Lula’s government promotes energy transition at COP 29, while raising taxes to curb the growth of photovoltaic solar energy

The increase in the tax on photovoltaic solar panels contrasts with the climate commitments assumed internationally by Brazil.

During the United Nations Conference on Climate Change (COP 29), held in Azerbaijan, the Brazilian government highlighted its commitment to the energy transition. However, a recent internal decision generated criticism from experts and sectors of society.
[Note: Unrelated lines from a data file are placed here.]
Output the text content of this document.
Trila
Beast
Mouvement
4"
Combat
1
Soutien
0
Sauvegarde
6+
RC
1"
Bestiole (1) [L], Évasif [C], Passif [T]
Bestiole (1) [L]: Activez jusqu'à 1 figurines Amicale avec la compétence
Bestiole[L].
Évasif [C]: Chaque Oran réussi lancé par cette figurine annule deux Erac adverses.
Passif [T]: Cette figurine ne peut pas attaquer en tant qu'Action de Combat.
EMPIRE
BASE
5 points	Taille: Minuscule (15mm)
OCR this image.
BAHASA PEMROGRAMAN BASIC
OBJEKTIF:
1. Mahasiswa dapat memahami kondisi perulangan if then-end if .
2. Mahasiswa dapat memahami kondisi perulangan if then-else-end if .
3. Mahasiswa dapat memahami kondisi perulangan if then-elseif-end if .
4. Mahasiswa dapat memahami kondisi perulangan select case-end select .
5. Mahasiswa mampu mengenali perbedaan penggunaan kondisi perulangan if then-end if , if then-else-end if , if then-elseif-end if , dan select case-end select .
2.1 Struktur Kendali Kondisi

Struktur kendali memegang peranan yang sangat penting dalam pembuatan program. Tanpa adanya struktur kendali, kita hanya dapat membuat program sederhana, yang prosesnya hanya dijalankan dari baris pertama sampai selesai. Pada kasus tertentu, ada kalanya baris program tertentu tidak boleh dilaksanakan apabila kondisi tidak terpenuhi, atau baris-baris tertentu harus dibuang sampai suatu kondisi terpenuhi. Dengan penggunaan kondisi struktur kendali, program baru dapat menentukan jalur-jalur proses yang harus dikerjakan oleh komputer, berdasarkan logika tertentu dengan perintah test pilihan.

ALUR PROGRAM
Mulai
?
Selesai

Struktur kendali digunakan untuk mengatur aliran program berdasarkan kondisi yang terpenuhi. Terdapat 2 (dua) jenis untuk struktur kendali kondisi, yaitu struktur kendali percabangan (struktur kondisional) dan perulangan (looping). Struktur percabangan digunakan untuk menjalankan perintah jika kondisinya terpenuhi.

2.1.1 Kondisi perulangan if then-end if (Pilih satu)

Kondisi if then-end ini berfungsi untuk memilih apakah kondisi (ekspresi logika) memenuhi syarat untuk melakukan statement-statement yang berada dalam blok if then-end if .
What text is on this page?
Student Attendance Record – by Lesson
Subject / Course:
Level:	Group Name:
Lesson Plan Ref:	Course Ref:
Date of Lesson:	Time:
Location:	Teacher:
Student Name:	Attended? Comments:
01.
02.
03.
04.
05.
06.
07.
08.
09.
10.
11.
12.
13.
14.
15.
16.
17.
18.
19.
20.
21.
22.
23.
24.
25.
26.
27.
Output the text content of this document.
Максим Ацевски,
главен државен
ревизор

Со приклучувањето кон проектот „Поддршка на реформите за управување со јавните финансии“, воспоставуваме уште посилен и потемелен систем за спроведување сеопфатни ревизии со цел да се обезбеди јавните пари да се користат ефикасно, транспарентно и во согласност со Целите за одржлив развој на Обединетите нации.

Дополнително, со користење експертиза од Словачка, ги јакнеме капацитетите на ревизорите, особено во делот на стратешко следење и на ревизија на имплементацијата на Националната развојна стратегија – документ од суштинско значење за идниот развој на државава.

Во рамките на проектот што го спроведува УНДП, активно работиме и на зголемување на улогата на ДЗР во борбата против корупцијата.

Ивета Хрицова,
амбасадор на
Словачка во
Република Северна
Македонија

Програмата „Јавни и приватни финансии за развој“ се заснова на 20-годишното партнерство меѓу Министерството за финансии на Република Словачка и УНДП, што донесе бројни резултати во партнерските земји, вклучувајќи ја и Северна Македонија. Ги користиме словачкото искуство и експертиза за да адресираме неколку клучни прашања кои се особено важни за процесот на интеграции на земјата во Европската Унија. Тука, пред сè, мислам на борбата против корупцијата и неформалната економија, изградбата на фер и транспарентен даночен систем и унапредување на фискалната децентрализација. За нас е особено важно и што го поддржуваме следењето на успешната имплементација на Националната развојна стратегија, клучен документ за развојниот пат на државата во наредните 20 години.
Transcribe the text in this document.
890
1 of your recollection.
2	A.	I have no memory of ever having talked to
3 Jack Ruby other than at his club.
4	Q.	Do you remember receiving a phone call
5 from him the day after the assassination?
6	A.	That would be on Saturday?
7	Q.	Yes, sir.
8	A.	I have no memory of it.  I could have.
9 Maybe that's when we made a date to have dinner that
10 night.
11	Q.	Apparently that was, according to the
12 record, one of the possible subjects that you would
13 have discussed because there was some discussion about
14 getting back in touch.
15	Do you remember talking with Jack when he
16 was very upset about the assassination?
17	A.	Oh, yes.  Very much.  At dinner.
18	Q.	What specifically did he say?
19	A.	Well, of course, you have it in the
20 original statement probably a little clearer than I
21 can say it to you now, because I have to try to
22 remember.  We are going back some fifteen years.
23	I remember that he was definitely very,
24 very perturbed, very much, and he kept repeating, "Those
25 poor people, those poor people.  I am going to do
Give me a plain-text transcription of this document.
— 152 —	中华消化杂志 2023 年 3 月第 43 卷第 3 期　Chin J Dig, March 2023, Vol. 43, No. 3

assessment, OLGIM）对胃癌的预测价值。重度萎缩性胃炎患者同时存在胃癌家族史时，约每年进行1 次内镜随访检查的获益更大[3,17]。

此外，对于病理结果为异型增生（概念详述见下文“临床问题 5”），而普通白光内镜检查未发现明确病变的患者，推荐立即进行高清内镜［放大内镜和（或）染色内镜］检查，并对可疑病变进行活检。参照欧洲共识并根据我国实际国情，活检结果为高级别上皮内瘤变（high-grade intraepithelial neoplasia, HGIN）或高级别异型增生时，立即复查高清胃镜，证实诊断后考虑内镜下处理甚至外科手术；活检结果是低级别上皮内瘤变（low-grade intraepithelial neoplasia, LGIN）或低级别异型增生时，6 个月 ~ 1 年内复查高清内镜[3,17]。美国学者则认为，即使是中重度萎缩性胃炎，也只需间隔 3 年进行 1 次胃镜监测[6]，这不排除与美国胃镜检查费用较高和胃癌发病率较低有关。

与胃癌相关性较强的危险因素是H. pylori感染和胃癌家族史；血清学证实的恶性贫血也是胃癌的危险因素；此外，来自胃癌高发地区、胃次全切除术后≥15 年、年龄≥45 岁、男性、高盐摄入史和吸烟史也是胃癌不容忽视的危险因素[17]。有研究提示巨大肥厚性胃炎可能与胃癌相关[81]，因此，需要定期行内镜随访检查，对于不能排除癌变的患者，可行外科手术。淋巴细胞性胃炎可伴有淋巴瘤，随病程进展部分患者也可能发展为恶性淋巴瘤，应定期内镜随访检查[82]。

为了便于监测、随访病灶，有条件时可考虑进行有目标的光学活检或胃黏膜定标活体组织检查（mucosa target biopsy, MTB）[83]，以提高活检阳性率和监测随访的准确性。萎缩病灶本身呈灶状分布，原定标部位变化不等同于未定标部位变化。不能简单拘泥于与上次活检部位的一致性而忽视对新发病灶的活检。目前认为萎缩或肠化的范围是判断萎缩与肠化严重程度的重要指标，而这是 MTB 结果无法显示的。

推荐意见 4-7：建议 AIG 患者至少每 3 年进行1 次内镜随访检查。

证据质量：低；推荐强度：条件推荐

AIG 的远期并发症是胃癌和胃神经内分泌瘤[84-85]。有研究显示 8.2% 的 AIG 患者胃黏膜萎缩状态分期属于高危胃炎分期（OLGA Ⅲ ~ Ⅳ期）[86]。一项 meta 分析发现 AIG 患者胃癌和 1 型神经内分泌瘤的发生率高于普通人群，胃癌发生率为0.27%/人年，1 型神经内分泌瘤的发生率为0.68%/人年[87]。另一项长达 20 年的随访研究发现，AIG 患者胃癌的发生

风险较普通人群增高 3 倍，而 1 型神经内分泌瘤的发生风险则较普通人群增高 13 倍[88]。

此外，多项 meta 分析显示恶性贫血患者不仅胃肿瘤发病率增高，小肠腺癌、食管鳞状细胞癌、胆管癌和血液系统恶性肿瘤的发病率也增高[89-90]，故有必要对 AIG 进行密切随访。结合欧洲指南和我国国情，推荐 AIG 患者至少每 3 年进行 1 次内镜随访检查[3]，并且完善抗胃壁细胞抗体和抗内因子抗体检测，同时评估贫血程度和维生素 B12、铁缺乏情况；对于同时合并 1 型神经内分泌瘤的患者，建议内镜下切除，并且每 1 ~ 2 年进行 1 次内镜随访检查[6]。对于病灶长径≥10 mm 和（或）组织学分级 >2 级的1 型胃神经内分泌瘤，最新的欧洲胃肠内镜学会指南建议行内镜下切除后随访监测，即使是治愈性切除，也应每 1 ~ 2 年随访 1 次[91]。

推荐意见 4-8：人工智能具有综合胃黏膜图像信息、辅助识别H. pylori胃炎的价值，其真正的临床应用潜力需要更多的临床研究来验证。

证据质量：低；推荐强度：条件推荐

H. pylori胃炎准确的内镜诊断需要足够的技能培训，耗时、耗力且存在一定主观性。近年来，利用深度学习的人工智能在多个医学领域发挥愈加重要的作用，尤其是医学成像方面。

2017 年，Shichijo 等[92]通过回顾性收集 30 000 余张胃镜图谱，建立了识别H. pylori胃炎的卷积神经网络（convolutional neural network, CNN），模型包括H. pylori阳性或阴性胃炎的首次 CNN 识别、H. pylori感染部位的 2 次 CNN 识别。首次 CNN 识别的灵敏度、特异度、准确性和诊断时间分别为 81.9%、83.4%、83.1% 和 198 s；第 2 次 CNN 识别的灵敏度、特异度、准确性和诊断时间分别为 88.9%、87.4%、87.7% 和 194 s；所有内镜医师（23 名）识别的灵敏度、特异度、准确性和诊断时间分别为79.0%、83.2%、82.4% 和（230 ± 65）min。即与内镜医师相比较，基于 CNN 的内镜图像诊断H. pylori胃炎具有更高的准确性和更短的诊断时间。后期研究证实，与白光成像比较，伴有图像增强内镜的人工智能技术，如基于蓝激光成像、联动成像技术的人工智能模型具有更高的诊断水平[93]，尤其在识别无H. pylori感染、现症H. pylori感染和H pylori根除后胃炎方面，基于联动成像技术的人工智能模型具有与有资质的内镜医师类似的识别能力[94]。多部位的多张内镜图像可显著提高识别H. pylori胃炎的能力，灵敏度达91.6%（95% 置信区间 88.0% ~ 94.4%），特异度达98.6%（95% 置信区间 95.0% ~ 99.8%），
The publication of GECEX Resolution No. 666, dated November 12, 2024, increased the import tax on photovoltaic modules from 9.6% to 25%, in addition to revoking previously established quotas.

The Brazilian Association of Photovoltaic Solar Energy (ABSOLAR) evaluated the measure as a contradiction between environmental discourse and administrative practice. According to the entity, the increase in the tax could make solar energy more expensive for consumers, cause a drop in investments in the sector, increase inflation, generate capital flight and cause the closure of companies, with the consequent loss of jobs.

A study by ABSOLAR identified at least 281 photovoltaic plant projects at risk. These projects total more than 25 gigawatts (GW) of installed capacity and represent an investment of R$ 97 billion until 2026. The realization of these projects could create more than 750 thousand jobs and avoid the emission of 39.1 million tons of carbon dioxide.

The entity highlighted that the measure compromises the financing of large plants, which depend on imported equipment to meet the standards required by investors. Currently, the national industry does not have the technical or productive capacity to meet domestic demand, with an annual production capacity of just 1 GW, while imports in 2023 exceeded 17 GW.

In addition, the national industry is limited to the assembly of photovoltaic modules, using imported inputs, which makes it less competitive in the market.

“The tax increase directly affects jobs in the distribution, marketing and installation of photovoltaic systems, which represent 28 of the 30 jobs generated by the sector,” said Ronaldo Koloszuk, president of the Board of Directors of ABSOLAR.

The government’s decision comes at a time when Brazil seeks to consolidate its position as a leader in renewable energy. Experts point out that the measure could weaken the competitiveness of the Brazilian solar sector, increasing dependence on non-renewable energy sources and compromising the climate objectives presented internationally.